Another area of concern brought to the committee's attention was the interplay with the World Trade Organization's trade-related aspects of intellectual property rights agreement—or TRIPS, as it is known. The TRIPS agreement itself only allows for a compulsory licence to be granted to use or produce patented medication for primarily domestic use when there is a health emergency. The Doha declaration on TRIPS extended that exception to allow for compulsory licences in countries that have a capability to produce and export medicines to send it to other countries suffering medical emergencies where they have insufficient or no manufacturing capabilities of their own. But those recipient countries must also be World Trade Organization members. That presents some challenges in some cases, but the intent is to ensure that affordable medication can be made available to underdeveloped countries when necessary but it also protects the patent holder so that they still have a commercial incentive to produce vital medication.
The purpose of limiting the exception to WTO member countries is to ensure that states which benefit comply with the strict rules and utilise the cost-price medication only to ameliorate the health concerns in their country, rather than onsell for profit. That is because WTO members can utilise the organisation's dispute resolution framework, including sanctions, if necessary.

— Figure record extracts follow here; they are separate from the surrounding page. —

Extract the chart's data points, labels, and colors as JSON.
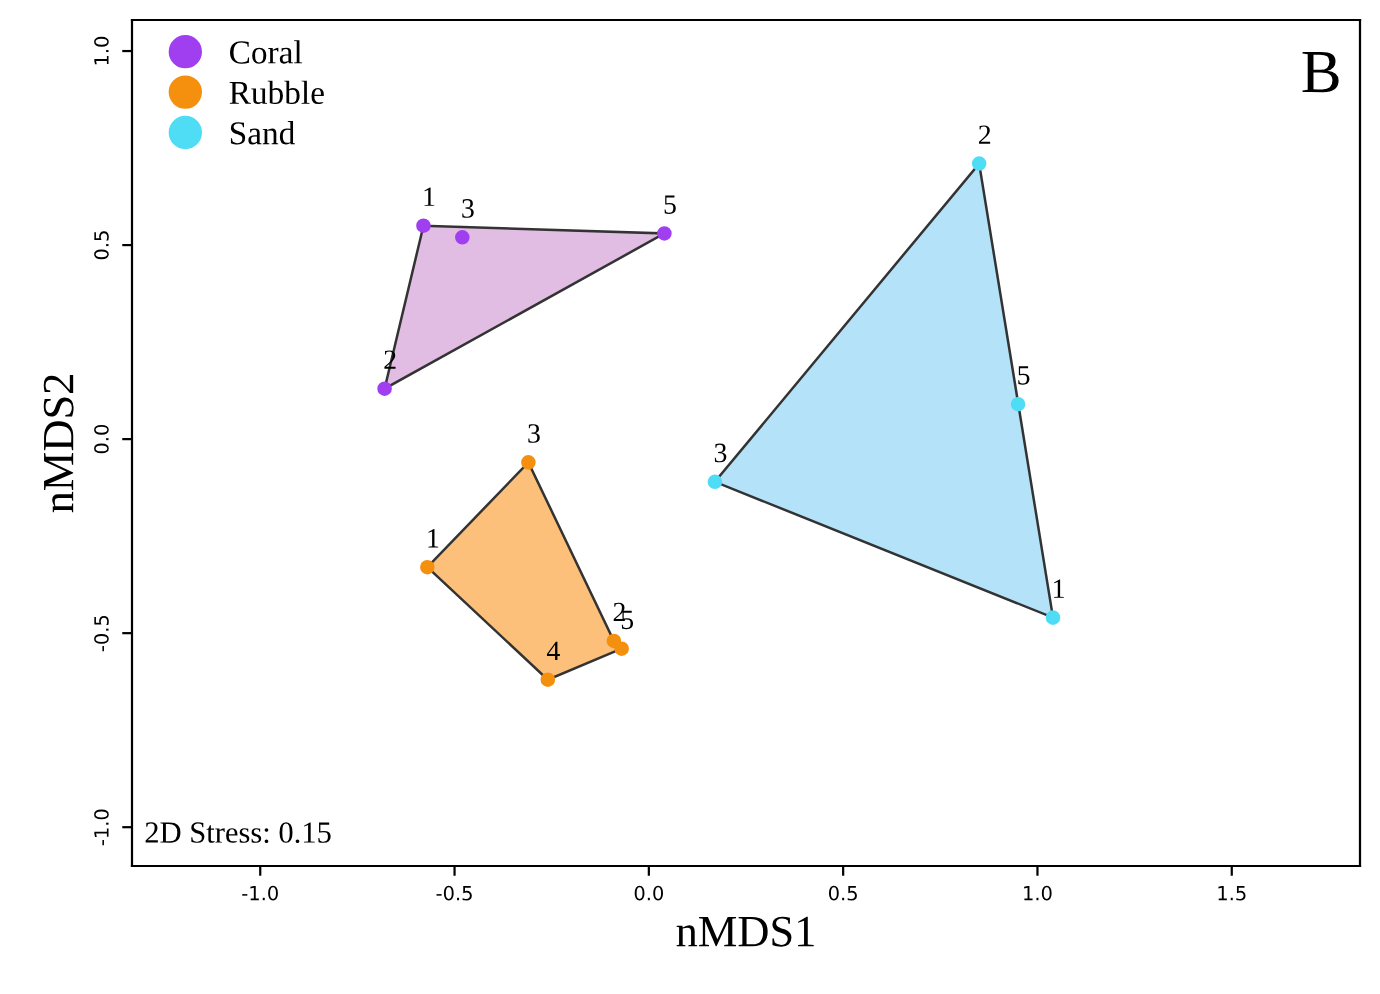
{
  "chart_data": {
    "type": "scatter",
    "xlabel": "nMDS1",
    "ylabel": "nMDS2",
    "xlim": [
      -1.33,
      1.83
    ],
    "ylim": [
      -1.1,
      1.08
    ],
    "xticks": [
      {
        "value": -1.0,
        "label": "-1.0"
      },
      {
        "value": -0.5,
        "label": "-0.5"
      },
      {
        "value": 0.0,
        "label": "0.0"
      },
      {
        "value": 0.5,
        "label": "0.5"
      },
      {
        "value": 1.0,
        "label": "1.0"
      },
      {
        "value": 1.5,
        "label": "1.5"
      }
    ],
    "yticks": [
      {
        "value": -1.0,
        "label": "-1.0"
      },
      {
        "value": -0.5,
        "label": "-0.5"
      },
      {
        "value": 0.0,
        "label": "0.0"
      },
      {
        "value": 0.5,
        "label": "0.5"
      },
      {
        "value": 1.0,
        "label": "1.0"
      }
    ],
    "grid": false,
    "legend": "top left",
    "marker": "circle",
    "series": [
      {
        "name": "Coral",
        "color": "#a03ff0",
        "x": [
          -0.58,
          -0.68,
          -0.48,
          0.04
        ],
        "values": [
          0.55,
          0.13,
          0.52,
          0.53
        ]
      },
      {
        "name": "Rubble",
        "color": "#f5900f",
        "x": [
          -0.57,
          -0.09,
          -0.31,
          -0.26,
          -0.07
        ],
        "values": [
          -0.33,
          -0.52,
          -0.06,
          -0.62,
          -0.54
        ]
      },
      {
        "name": "Sand",
        "color": "#4fdcf5",
        "x": [
          1.04,
          0.85,
          0.17,
          0.95
        ],
        "values": [
          -0.46,
          0.71,
          -0.11,
          0.09
        ]
      },
      {
        "type": "area",
        "marker": "none",
        "color": "#e2bde3",
        "x": [
          -0.58,
          -0.68,
          0.04,
          -0.58
        ],
        "values": [
          0.55,
          0.13,
          0.53,
          0.55
        ]
      },
      {
        "type": "area",
        "marker": "none",
        "color": "#fcc07a",
        "x": [
          -0.57,
          -0.26,
          -0.07,
          -0.09,
          -0.31,
          -0.57
        ],
        "values": [
          -0.33,
          -0.62,
          -0.54,
          -0.52,
          -0.06,
          -0.33
        ]
      },
      {
        "type": "area",
        "marker": "none",
        "color": "#b4e2f8",
        "x": [
          1.04,
          0.85,
          0.17,
          1.04
        ],
        "values": [
          -0.46,
          0.71,
          -0.11,
          -0.46
        ]
      }
    ],
    "annotations": [
      {
        "text": "1",
        "x": -0.58,
        "y": 0.55
      },
      {
        "text": "2",
        "x": -0.68,
        "y": 0.13
      },
      {
        "text": "3",
        "x": -0.48,
        "y": 0.52
      },
      {
        "text": "5",
        "x": 0.04,
        "y": 0.53
      },
      {
        "text": "1",
        "x": -0.57,
        "y": -0.33
      },
      {
        "text": "2",
        "x": -0.09,
        "y": -0.52
      },
      {
        "text": "3",
        "x": -0.31,
        "y": -0.06
      },
      {
        "text": "4",
        "x": -0.26,
        "y": -0.62
      },
      {
        "text": "5",
        "x": -0.07,
        "y": -0.54
      },
      {
        "text": "1",
        "x": 1.04,
        "y": -0.46
      },
      {
        "text": "2",
        "x": 0.85,
        "y": 0.71
      },
      {
        "text": "3",
        "x": 0.17,
        "y": -0.11
      },
      {
        "text": "5",
        "x": 0.95,
        "y": 0.09
      },
      "B",
      "2D Stress: 0.15"
    ]
  }
}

But this sets up an ethical conflict. In Australia's region, East Timor, for instance, is not a WTO member and may require assistance from Australia as a pharmaceutical producer if a pandemic were to occur. Black letter compliance with TRIPS would prevent Australia from assisting, but the bill rightly expands the definition beyond that in TRIPS to allow Australia to respond and help less developed countries that are outside of the WTO and are in need. The bill's intent should be supported, but the ramifications of noncompliance with the strict provisions in TRIPS, if any, remain largely unexplored.

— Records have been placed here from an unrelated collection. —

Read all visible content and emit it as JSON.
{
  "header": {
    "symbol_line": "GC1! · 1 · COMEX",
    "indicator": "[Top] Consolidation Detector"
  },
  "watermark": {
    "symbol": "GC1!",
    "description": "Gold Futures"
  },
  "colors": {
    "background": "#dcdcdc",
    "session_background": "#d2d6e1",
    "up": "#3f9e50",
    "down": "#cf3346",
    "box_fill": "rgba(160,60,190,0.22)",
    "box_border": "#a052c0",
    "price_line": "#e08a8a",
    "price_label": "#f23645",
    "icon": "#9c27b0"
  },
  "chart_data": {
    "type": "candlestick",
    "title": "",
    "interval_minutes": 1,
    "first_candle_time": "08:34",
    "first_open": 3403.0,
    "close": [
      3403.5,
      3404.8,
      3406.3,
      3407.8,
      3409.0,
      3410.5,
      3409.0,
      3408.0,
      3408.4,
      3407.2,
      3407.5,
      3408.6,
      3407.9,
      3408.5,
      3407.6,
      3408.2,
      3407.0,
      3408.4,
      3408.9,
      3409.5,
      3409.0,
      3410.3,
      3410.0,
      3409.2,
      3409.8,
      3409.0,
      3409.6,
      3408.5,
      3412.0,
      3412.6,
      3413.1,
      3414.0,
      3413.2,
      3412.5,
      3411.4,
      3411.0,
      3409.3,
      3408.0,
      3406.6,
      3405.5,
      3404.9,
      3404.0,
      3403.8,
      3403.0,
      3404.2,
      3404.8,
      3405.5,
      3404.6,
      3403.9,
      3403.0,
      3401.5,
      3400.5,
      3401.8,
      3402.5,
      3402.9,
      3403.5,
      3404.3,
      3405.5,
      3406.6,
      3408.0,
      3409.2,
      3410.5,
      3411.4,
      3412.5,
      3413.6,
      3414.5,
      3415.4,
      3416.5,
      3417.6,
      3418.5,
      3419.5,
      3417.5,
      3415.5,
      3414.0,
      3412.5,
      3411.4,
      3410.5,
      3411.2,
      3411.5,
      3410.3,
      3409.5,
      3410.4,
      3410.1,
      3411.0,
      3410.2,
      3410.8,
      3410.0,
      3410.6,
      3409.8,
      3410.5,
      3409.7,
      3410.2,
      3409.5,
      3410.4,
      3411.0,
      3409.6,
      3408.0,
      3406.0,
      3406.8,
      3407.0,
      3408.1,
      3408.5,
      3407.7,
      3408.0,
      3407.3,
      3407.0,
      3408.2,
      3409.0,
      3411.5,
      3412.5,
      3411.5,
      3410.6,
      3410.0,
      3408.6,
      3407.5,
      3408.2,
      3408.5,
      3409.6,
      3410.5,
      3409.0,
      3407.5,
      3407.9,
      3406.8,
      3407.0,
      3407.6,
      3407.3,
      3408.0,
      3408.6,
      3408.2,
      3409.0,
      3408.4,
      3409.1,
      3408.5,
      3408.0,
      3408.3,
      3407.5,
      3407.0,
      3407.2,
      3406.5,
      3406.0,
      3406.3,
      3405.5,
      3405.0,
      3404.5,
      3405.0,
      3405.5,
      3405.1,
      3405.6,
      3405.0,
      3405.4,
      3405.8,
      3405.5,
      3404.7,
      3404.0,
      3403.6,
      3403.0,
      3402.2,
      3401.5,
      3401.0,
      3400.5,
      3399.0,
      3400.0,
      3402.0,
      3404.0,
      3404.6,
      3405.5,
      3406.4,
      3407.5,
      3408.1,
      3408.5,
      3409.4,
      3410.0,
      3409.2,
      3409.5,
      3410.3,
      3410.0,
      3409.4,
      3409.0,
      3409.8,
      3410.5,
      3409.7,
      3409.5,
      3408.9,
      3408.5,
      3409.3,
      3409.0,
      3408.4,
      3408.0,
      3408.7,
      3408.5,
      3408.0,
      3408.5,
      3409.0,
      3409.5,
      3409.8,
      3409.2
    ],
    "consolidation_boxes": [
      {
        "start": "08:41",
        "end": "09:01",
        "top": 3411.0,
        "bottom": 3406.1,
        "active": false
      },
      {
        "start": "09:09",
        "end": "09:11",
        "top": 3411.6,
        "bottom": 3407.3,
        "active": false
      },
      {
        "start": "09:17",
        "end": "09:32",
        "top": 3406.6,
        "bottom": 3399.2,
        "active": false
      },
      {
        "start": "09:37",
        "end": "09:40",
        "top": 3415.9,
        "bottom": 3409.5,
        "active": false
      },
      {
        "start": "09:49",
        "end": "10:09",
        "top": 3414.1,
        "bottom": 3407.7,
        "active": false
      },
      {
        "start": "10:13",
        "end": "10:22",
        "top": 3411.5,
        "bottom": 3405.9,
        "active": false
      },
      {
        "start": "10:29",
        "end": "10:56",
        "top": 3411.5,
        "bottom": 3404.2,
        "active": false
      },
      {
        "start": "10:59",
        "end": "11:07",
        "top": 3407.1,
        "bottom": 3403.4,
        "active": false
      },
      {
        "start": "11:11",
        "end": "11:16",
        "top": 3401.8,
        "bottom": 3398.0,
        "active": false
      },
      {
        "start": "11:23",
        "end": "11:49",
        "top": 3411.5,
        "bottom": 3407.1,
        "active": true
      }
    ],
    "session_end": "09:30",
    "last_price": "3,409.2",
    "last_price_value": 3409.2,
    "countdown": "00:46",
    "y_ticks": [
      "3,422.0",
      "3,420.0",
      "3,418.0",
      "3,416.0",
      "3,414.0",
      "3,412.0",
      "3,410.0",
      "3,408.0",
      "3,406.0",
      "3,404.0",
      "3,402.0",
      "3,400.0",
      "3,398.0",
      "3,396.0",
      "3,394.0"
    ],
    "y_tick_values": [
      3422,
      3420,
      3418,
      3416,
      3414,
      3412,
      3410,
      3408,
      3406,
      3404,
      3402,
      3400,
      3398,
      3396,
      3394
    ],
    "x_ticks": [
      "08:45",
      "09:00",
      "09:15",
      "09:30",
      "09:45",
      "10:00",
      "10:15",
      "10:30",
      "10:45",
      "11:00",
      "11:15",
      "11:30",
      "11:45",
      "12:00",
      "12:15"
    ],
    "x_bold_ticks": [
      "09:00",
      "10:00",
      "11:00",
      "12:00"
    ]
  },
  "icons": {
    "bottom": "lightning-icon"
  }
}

A number of drafting issues were also pointed out to the committee, such as the terminology 'to work the invention', which is inconsistent with existing provisions in the act that state 'exploit'. The difference could limit Crown use and compulsory licensing to only utilising an existing physical manifestation of the invention, rather than being able to utilise formulas or instructions to physically make the item in the first place.
In addition, a new test, the 'reasonable requirement test' is introduced. But the possible effects of this new test have largely been left unexamined as the committee has not had the time to further inquire.

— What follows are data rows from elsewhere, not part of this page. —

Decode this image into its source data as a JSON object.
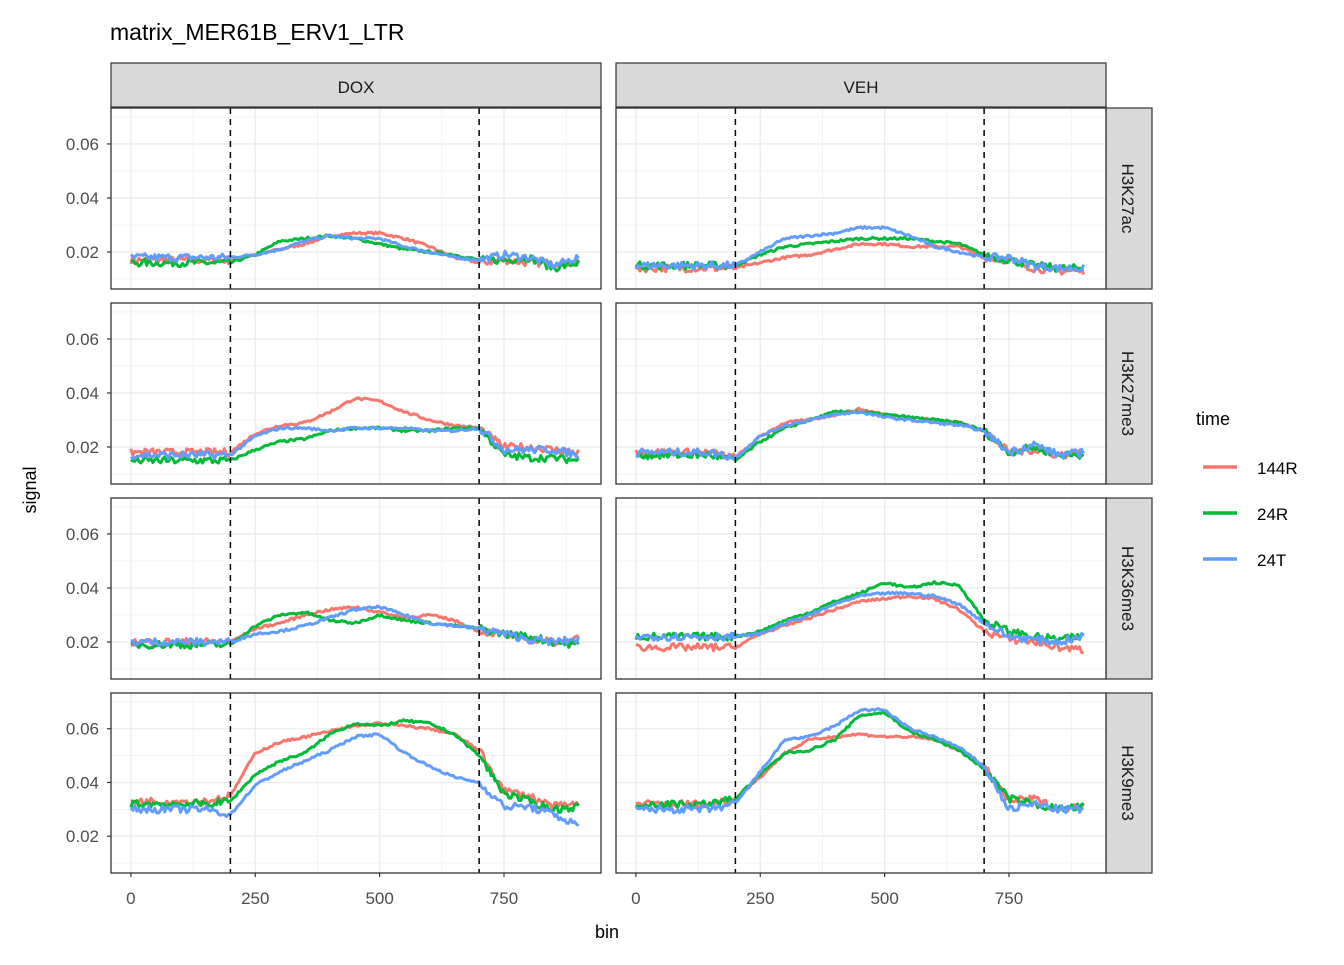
{
  "chart_data": {
    "type": "line",
    "title": "matrix_MER61B_ERV1_LTR",
    "xlabel": "bin",
    "ylabel": "signal",
    "xlim": [
      -40,
      945
    ],
    "ylim": [
      0.0063,
      0.0733
    ],
    "x_ticks": [
      0,
      250,
      500,
      750
    ],
    "x_tick_labels": [
      "0",
      "250",
      "500",
      "750"
    ],
    "y_ticks": [
      0.02,
      0.04,
      0.06
    ],
    "y_tick_labels": [
      "0.02",
      "0.04",
      "0.06"
    ],
    "vlines": [
      200,
      700
    ],
    "grid": true,
    "columns": [
      "DOX",
      "VEH"
    ],
    "rows": [
      "H3K27ac",
      "H3K27me3",
      "H3K36me3",
      "H3K9me3"
    ],
    "legend": {
      "title": "time",
      "position": "right",
      "entries": [
        {
          "name": "144R",
          "color": "#F8766D"
        },
        {
          "name": "24R",
          "color": "#00BA38"
        },
        {
          "name": "24T",
          "color": "#619CFF"
        }
      ]
    },
    "x": [
      0,
      50,
      100,
      150,
      200,
      250,
      300,
      350,
      400,
      450,
      500,
      550,
      600,
      650,
      700,
      750,
      800,
      850,
      900
    ],
    "panels": [
      {
        "column": "DOX",
        "row": "H3K27ac",
        "series": {
          "144R": [
            0.017,
            0.017,
            0.017,
            0.017,
            0.017,
            0.019,
            0.021,
            0.023,
            0.026,
            0.027,
            0.027,
            0.025,
            0.022,
            0.018,
            0.016,
            0.017,
            0.016,
            0.016,
            0.016
          ],
          "24R": [
            0.016,
            0.016,
            0.016,
            0.016,
            0.016,
            0.019,
            0.024,
            0.025,
            0.026,
            0.025,
            0.023,
            0.021,
            0.02,
            0.019,
            0.017,
            0.017,
            0.018,
            0.014,
            0.016
          ],
          "24T": [
            0.018,
            0.018,
            0.018,
            0.018,
            0.018,
            0.019,
            0.021,
            0.024,
            0.026,
            0.025,
            0.025,
            0.022,
            0.02,
            0.018,
            0.017,
            0.019,
            0.018,
            0.015,
            0.018
          ]
        }
      },
      {
        "column": "VEH",
        "row": "H3K27ac",
        "series": {
          "144R": [
            0.014,
            0.014,
            0.014,
            0.014,
            0.014,
            0.016,
            0.018,
            0.019,
            0.021,
            0.023,
            0.023,
            0.022,
            0.022,
            0.022,
            0.018,
            0.017,
            0.014,
            0.013,
            0.013
          ],
          "24R": [
            0.015,
            0.015,
            0.015,
            0.015,
            0.015,
            0.019,
            0.022,
            0.023,
            0.024,
            0.025,
            0.025,
            0.025,
            0.024,
            0.023,
            0.019,
            0.017,
            0.015,
            0.014,
            0.014
          ],
          "24T": [
            0.015,
            0.015,
            0.015,
            0.015,
            0.015,
            0.02,
            0.025,
            0.026,
            0.027,
            0.029,
            0.029,
            0.026,
            0.022,
            0.02,
            0.018,
            0.018,
            0.015,
            0.014,
            0.014
          ]
        }
      },
      {
        "column": "DOX",
        "row": "H3K27me3",
        "series": {
          "144R": [
            0.018,
            0.018,
            0.018,
            0.018,
            0.018,
            0.025,
            0.028,
            0.029,
            0.033,
            0.038,
            0.037,
            0.033,
            0.03,
            0.028,
            0.027,
            0.02,
            0.02,
            0.019,
            0.018
          ],
          "24R": [
            0.015,
            0.015,
            0.015,
            0.015,
            0.015,
            0.019,
            0.022,
            0.023,
            0.026,
            0.027,
            0.027,
            0.026,
            0.026,
            0.027,
            0.027,
            0.017,
            0.016,
            0.016,
            0.015
          ],
          "24T": [
            0.017,
            0.017,
            0.017,
            0.017,
            0.017,
            0.024,
            0.027,
            0.027,
            0.026,
            0.027,
            0.027,
            0.027,
            0.026,
            0.026,
            0.027,
            0.019,
            0.019,
            0.019,
            0.017
          ]
        }
      },
      {
        "column": "VEH",
        "row": "H3K27me3",
        "series": {
          "144R": [
            0.018,
            0.018,
            0.018,
            0.018,
            0.016,
            0.024,
            0.029,
            0.03,
            0.032,
            0.034,
            0.032,
            0.031,
            0.03,
            0.029,
            0.026,
            0.018,
            0.019,
            0.017,
            0.018
          ],
          "24R": [
            0.017,
            0.017,
            0.017,
            0.017,
            0.015,
            0.022,
            0.027,
            0.03,
            0.033,
            0.033,
            0.032,
            0.031,
            0.03,
            0.029,
            0.026,
            0.018,
            0.02,
            0.017,
            0.017
          ],
          "24T": [
            0.018,
            0.018,
            0.018,
            0.018,
            0.016,
            0.024,
            0.028,
            0.03,
            0.032,
            0.033,
            0.031,
            0.03,
            0.029,
            0.028,
            0.026,
            0.018,
            0.021,
            0.017,
            0.018
          ]
        }
      },
      {
        "column": "DOX",
        "row": "H3K36me3",
        "series": {
          "144R": [
            0.02,
            0.02,
            0.02,
            0.02,
            0.02,
            0.025,
            0.027,
            0.03,
            0.032,
            0.033,
            0.031,
            0.029,
            0.03,
            0.028,
            0.024,
            0.023,
            0.021,
            0.02,
            0.021
          ],
          "24R": [
            0.019,
            0.019,
            0.019,
            0.019,
            0.019,
            0.026,
            0.03,
            0.031,
            0.028,
            0.027,
            0.03,
            0.028,
            0.027,
            0.026,
            0.025,
            0.023,
            0.022,
            0.02,
            0.019
          ],
          "24T": [
            0.02,
            0.02,
            0.02,
            0.02,
            0.02,
            0.023,
            0.024,
            0.026,
            0.029,
            0.032,
            0.033,
            0.03,
            0.027,
            0.026,
            0.025,
            0.023,
            0.021,
            0.02,
            0.021
          ]
        }
      },
      {
        "column": "VEH",
        "row": "H3K36me3",
        "series": {
          "144R": [
            0.018,
            0.018,
            0.018,
            0.018,
            0.018,
            0.023,
            0.026,
            0.029,
            0.032,
            0.035,
            0.036,
            0.037,
            0.036,
            0.032,
            0.024,
            0.021,
            0.02,
            0.018,
            0.017
          ],
          "24R": [
            0.022,
            0.022,
            0.022,
            0.022,
            0.022,
            0.024,
            0.028,
            0.031,
            0.035,
            0.038,
            0.042,
            0.04,
            0.042,
            0.041,
            0.028,
            0.024,
            0.022,
            0.021,
            0.022
          ],
          "24T": [
            0.022,
            0.022,
            0.022,
            0.022,
            0.022,
            0.023,
            0.027,
            0.03,
            0.034,
            0.037,
            0.038,
            0.038,
            0.037,
            0.034,
            0.027,
            0.022,
            0.021,
            0.02,
            0.022
          ]
        }
      },
      {
        "column": "DOX",
        "row": "H3K9me3",
        "series": {
          "144R": [
            0.033,
            0.033,
            0.033,
            0.033,
            0.035,
            0.051,
            0.055,
            0.057,
            0.059,
            0.061,
            0.062,
            0.061,
            0.06,
            0.058,
            0.052,
            0.037,
            0.035,
            0.031,
            0.032
          ],
          "24R": [
            0.032,
            0.032,
            0.032,
            0.032,
            0.033,
            0.043,
            0.048,
            0.051,
            0.058,
            0.062,
            0.061,
            0.063,
            0.062,
            0.058,
            0.05,
            0.036,
            0.033,
            0.03,
            0.031
          ],
          "24T": [
            0.03,
            0.03,
            0.03,
            0.03,
            0.028,
            0.039,
            0.044,
            0.048,
            0.052,
            0.057,
            0.058,
            0.051,
            0.046,
            0.042,
            0.04,
            0.031,
            0.031,
            0.028,
            0.024
          ]
        }
      },
      {
        "column": "VEH",
        "row": "H3K9me3",
        "series": {
          "144R": [
            0.032,
            0.032,
            0.032,
            0.032,
            0.034,
            0.042,
            0.051,
            0.056,
            0.057,
            0.058,
            0.057,
            0.057,
            0.056,
            0.052,
            0.046,
            0.033,
            0.034,
            0.03,
            0.031
          ],
          "24R": [
            0.032,
            0.032,
            0.032,
            0.032,
            0.034,
            0.043,
            0.051,
            0.052,
            0.056,
            0.065,
            0.066,
            0.059,
            0.056,
            0.052,
            0.045,
            0.034,
            0.032,
            0.03,
            0.031
          ],
          "24T": [
            0.03,
            0.03,
            0.03,
            0.03,
            0.032,
            0.044,
            0.056,
            0.057,
            0.061,
            0.067,
            0.067,
            0.06,
            0.057,
            0.053,
            0.046,
            0.03,
            0.032,
            0.03,
            0.03
          ]
        }
      }
    ]
  }
}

As a result, the committee hopes that discussions on the bill in this parliament will distil greater clarity, but it is concerned that the bill is scheduled for debate in the next few sitting days, which will not allow for a more well-informed discussion or extra input from stakeholders.
The committee came to appreciate in its discussions a solid understanding of the many intricacies of patent law and intellectual property that is required to fully appreciate the impact of this bill. The rush to put it through the committee and into this parliament with less than desirable consultation has the potential to produce many unintended consequences in a system that has remained reliable for over 100 years.